Entre dezembro de 2012 e abril de 2014, dez policiais, inclusive o ex-comandante de um batalhão, foram julgados e condenados por seu envolvimento no assassinato da juíza Patrícia Acioli em Agosto de 2011. Ela havia sido responsável por sentenciar 60 policiais condenados por participação no crime organizado.

* ESPANHA

– Uso Excessivo da Força: Em abril, o parlamento da Catalunha proibiu a utilização de balas de borracha pela polícia catalã. Em anos anteriores, vários manifestantes pacíficos foram gravemente feridos por tiros de bala de borracha disparados pela polícia para dispersar aglomerações.

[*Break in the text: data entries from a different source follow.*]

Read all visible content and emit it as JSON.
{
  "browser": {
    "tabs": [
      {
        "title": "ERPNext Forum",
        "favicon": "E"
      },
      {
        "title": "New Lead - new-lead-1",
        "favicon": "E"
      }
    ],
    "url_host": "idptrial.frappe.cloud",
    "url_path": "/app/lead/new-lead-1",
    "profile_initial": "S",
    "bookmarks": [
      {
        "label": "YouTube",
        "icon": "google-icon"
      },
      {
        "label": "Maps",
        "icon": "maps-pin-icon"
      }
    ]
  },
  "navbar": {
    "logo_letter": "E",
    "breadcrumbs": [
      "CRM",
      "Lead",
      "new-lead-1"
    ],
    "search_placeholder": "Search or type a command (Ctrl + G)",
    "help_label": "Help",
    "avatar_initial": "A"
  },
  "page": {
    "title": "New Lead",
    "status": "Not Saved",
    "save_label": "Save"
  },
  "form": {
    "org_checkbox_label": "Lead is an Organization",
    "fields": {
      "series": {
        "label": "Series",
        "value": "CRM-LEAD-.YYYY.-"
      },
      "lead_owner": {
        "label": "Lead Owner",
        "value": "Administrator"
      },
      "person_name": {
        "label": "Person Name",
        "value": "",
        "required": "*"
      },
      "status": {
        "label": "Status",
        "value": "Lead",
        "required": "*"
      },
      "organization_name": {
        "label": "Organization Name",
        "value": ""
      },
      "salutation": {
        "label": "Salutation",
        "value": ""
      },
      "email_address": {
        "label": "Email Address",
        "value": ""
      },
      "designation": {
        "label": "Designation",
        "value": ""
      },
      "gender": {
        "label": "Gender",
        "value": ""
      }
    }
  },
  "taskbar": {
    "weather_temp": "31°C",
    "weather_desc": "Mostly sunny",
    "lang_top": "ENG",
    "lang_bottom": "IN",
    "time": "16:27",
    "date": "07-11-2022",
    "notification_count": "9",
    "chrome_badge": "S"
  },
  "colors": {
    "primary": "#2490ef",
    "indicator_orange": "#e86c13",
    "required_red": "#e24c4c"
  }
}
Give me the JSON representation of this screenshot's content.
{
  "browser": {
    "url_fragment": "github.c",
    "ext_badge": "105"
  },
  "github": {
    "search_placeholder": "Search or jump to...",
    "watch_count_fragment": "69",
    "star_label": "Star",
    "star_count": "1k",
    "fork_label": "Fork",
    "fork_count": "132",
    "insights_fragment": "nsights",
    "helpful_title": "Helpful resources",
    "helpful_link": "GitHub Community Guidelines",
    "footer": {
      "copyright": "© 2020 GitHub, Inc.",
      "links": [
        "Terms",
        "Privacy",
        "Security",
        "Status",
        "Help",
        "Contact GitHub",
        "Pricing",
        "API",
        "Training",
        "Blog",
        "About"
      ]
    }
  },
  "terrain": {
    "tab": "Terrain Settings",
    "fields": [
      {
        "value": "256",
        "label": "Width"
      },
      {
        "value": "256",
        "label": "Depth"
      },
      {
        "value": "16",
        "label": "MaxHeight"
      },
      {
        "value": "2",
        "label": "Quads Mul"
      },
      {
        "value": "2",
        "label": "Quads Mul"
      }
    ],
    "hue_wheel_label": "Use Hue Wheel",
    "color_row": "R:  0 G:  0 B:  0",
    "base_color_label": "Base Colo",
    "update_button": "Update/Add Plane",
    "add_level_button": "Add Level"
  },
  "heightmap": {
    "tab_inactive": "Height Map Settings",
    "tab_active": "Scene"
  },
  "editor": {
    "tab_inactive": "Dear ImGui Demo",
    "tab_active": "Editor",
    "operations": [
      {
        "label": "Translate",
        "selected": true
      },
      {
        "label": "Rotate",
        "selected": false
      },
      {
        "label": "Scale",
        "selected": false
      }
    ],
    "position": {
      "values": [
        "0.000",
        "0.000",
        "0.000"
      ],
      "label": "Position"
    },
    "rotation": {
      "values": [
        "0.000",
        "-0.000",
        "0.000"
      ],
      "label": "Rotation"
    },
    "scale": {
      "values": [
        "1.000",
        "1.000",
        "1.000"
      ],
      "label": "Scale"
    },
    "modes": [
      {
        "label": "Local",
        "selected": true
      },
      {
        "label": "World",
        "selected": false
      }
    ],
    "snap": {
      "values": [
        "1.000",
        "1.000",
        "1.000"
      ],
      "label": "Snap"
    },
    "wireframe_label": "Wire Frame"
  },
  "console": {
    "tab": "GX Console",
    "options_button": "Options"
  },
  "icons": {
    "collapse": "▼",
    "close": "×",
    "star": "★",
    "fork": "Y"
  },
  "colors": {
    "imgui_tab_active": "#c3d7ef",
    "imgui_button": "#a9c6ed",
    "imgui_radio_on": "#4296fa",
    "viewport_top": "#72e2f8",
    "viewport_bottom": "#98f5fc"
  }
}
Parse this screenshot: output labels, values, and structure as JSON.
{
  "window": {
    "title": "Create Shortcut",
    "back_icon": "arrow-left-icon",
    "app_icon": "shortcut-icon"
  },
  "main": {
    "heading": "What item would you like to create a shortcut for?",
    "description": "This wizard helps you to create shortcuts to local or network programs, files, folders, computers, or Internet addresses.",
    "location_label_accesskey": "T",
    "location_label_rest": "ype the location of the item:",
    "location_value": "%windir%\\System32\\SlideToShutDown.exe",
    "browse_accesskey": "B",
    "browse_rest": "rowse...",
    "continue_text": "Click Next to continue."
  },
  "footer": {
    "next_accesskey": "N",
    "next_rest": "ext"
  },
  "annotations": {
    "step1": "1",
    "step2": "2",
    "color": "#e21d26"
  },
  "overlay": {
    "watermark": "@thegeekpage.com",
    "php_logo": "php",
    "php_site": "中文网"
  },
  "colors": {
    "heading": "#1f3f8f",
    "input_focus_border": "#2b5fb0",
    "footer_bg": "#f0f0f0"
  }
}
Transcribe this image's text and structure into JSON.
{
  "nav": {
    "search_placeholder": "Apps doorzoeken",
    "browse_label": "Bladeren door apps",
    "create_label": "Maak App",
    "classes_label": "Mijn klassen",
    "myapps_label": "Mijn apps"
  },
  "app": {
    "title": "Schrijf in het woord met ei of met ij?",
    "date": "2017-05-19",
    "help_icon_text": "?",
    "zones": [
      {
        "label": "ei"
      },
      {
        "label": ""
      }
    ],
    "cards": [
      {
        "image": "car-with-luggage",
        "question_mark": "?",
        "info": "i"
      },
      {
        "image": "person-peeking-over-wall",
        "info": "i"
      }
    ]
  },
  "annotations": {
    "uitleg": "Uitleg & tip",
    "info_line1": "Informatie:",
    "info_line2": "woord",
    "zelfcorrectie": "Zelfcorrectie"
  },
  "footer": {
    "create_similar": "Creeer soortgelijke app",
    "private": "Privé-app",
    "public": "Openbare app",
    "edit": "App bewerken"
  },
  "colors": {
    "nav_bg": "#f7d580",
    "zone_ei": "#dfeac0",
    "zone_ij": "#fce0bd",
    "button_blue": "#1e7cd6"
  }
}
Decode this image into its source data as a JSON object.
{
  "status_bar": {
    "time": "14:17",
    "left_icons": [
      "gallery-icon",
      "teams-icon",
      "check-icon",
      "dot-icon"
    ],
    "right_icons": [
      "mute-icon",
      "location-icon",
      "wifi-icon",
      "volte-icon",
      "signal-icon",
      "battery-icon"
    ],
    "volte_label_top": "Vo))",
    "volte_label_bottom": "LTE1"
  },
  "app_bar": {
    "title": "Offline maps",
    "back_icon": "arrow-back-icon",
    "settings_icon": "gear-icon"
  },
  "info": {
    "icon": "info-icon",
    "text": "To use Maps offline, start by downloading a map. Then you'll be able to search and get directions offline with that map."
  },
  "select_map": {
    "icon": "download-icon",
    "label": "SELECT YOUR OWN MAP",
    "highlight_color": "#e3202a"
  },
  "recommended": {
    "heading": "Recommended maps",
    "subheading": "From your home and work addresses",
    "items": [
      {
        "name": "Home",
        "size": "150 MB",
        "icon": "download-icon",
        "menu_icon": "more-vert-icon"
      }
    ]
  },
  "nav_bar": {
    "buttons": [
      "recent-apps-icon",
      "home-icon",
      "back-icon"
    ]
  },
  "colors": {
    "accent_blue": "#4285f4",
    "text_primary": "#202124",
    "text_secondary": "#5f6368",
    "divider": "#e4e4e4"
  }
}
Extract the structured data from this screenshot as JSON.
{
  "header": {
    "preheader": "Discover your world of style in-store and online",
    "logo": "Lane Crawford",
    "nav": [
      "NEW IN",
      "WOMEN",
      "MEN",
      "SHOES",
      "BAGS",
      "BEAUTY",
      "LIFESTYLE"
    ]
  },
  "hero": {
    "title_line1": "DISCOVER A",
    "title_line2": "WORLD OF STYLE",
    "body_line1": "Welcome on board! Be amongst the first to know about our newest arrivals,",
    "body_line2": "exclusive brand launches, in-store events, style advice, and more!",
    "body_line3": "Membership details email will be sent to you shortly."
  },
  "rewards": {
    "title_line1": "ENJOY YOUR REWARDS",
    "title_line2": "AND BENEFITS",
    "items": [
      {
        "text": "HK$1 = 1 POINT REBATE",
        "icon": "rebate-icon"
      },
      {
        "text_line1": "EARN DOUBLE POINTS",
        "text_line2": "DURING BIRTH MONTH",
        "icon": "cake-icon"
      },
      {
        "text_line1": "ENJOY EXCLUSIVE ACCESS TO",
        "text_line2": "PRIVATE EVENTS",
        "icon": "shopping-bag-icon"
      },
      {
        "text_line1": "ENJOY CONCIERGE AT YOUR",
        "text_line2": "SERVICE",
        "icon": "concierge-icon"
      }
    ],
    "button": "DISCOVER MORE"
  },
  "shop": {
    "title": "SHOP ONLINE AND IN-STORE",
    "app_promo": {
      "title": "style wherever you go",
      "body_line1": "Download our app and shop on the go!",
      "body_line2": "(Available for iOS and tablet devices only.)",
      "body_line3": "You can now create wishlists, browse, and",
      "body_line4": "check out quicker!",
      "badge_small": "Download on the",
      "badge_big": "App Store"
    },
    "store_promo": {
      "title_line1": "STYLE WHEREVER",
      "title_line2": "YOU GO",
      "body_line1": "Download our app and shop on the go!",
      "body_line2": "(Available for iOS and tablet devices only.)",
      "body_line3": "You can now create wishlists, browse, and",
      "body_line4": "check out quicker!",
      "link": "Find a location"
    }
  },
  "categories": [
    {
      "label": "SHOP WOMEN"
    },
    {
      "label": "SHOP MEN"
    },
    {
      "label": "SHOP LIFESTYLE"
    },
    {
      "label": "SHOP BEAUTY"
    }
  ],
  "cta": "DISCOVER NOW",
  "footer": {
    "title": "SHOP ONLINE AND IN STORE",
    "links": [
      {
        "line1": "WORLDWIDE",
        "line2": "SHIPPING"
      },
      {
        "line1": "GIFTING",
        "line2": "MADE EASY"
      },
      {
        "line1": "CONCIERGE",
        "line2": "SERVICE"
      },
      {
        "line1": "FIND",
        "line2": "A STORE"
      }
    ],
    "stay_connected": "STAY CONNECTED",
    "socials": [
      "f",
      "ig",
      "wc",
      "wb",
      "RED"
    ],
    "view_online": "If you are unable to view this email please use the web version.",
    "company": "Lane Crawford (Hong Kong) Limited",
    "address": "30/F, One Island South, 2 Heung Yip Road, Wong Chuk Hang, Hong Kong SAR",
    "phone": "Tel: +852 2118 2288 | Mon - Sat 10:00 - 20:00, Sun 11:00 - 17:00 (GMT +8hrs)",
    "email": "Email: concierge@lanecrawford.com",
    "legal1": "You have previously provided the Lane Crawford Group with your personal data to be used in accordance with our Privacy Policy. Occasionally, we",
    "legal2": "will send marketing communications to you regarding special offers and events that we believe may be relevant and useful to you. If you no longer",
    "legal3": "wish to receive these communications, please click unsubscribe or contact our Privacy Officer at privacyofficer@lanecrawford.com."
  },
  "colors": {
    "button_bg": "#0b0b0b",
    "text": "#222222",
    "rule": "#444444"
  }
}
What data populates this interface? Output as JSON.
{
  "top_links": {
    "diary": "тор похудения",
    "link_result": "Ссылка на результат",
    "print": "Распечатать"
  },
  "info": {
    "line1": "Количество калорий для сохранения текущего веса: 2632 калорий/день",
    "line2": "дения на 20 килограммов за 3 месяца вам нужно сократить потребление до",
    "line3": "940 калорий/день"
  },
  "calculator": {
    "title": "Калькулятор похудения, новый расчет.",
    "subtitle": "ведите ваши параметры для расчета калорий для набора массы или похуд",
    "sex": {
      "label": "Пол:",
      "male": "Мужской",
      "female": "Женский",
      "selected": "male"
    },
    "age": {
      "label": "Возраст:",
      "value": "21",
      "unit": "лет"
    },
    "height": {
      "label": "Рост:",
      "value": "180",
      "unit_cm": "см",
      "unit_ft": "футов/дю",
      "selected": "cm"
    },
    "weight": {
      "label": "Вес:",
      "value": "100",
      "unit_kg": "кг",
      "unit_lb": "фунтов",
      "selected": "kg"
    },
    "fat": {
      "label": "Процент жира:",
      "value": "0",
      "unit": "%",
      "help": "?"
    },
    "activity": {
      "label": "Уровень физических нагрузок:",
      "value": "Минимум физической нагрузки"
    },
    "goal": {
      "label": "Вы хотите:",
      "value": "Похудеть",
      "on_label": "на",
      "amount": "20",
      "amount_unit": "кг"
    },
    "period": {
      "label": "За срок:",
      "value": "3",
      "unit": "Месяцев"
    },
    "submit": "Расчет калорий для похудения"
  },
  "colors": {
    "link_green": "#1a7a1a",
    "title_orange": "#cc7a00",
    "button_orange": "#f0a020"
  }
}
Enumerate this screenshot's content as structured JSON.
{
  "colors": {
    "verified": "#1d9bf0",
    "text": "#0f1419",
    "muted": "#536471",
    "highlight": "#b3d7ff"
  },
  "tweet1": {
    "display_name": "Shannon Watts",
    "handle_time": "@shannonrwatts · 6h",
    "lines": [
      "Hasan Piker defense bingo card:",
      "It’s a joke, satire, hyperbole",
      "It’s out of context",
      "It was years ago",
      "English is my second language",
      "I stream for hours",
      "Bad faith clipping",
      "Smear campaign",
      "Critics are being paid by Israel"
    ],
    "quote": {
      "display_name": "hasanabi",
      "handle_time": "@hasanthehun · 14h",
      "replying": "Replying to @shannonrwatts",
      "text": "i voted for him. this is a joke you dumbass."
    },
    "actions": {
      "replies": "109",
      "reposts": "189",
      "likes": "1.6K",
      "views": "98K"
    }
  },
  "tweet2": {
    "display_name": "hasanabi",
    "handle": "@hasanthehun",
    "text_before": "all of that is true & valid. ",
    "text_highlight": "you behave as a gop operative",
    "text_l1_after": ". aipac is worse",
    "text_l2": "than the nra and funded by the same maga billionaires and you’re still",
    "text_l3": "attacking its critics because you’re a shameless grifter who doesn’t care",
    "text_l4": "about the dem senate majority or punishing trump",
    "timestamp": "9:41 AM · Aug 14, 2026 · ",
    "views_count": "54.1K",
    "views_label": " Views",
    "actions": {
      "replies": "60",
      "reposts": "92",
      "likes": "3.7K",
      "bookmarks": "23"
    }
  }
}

* ESTADOS UNIDOS DA AMÉRICA

– Pena Capital (Pena de Morte): Uma onda contrária a pena de morte ganhou novo ímpeto em fevereiro quando o Governador do Estado de Washington anunciou que não permitiria que execuções fossem levadas à cabo no Estado durante seu mandato. Além disso, em 2013 , Maryland já havia abolido a pena de morte elevando para 18 o número de Estados abolicionistas com fortes indicações que o Colorado também não realizaria nenhuma execução enquanto o atual Governador estivesse no cargo.

* INGLATERRA

– Mudanças Legais, Constitucionais e Institucionais: E outubro, o Primeiro Ministro David Cameron, confirmou que, se eleito, o Partido Conservador revogaria a Lei de Direitos Humanos e a substituiria por uma Declaração Britânica de Direitos Fundamentais, com vistas de limitar a influência do Tribunal Europeu de Direitos Humanos. As minutas da proposta ameaçavam com sérias restrições de direitos.

* VENEZUELA: 

– Sistema de Justiça: O Sistema de Justiça estava sujeito a interferência governamental, principalmente em casos que envolvessem críticos do governo ou pessoas que se suspeitasse estarem agindo de modo contrário aos interesses das autoridades. Por exemplo, a juíza María Lourdes Afiuni Mora – que foi detida em dezembro de 2010, algumas horas depois de ter ordenado a soltura de um banqueiro acusado de corrupção, decisão que foi condenada pelo ex-presidente Hugo Chávez – aguardava julgamento no fim do ano, Em junho de 2013, por razões humanitárias, ela foi libertada condicionalmente mediante o pagamento de fiança.